A second notice of appeal has been filed in the case of a former schoolteacher sentenced in December for sex-related crimes involving minors.

Both the Crown and defence have filed appeals in the case of Carolyn Amy Hood, Stellarton, who was sentenced last month to a 15-month conditional sentence order that includes 12 months’ house arrest followed by two years’ probation.

On Jan. 4, the appeals branch of the Nova Scotia Public Prosecution Service filed a notice of appeal regarding the leniency of the sentence. Then, on Monday, the Nova Scotia Court of Appeal received a notice of cross-appeal filed by defence lawyer Joel Pink asking for a new trial.

The Crown’s position is that the provincial court judge erred by not upholding the mandatory minimum punishment for the offence of sexual exploitation and that the sentence imposed inadequately reflects the objectives of denunciation and deterrence.

It asked that a sentence of at least two years be imposed on Hood.
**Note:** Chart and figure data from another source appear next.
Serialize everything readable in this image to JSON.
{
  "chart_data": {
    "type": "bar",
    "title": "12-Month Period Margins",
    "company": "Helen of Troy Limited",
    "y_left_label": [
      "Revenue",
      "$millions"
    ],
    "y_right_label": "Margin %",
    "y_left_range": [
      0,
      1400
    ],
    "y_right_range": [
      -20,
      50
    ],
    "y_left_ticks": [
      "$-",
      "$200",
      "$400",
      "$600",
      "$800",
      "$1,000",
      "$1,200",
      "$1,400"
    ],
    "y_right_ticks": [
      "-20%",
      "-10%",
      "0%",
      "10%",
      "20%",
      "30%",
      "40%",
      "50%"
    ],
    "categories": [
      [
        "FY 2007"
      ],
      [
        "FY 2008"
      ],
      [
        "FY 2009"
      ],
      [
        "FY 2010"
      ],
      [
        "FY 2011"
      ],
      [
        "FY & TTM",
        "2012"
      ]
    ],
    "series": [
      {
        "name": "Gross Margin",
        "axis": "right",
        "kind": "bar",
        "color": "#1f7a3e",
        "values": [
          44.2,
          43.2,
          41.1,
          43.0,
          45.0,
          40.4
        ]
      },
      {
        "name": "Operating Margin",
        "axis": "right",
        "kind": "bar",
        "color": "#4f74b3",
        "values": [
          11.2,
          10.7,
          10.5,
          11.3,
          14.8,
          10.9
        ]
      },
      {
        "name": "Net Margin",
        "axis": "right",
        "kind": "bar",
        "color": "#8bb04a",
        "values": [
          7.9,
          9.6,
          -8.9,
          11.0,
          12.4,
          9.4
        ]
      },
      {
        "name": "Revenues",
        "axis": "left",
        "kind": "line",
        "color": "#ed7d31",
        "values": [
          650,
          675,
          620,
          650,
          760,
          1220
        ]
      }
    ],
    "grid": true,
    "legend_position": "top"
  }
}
Forty-year-old Hood admitted to two counts of luring, sexual interference and sexual exploitation. The charges were laid in relation to offences involving teenage boys from Feb. 1 to Sept. 30, 2013. She was a Grade 6 teacher at Thorburn Consolidated at the time.

The defence argued during an eight-day trial that Hood was not criminally responsible at the time of the offences because of a mental disorder, but the court wasn’t convinced by this argument and rendered guilty verdicts on all four charges. 

The cross-appeal from the defence says the judge erred by inferring from Hood’s choice not to testify that she adversely affected her case; that the judge’s decision was not supported by the evidence brought before the court; and that the judge erred in his treatment of expert evidence.

The cross-appeal has asked that the conviction of guilt be set aside and replaced with a finding that Hood is not criminally responsible on account of a mental disorder and a new trial be ordered.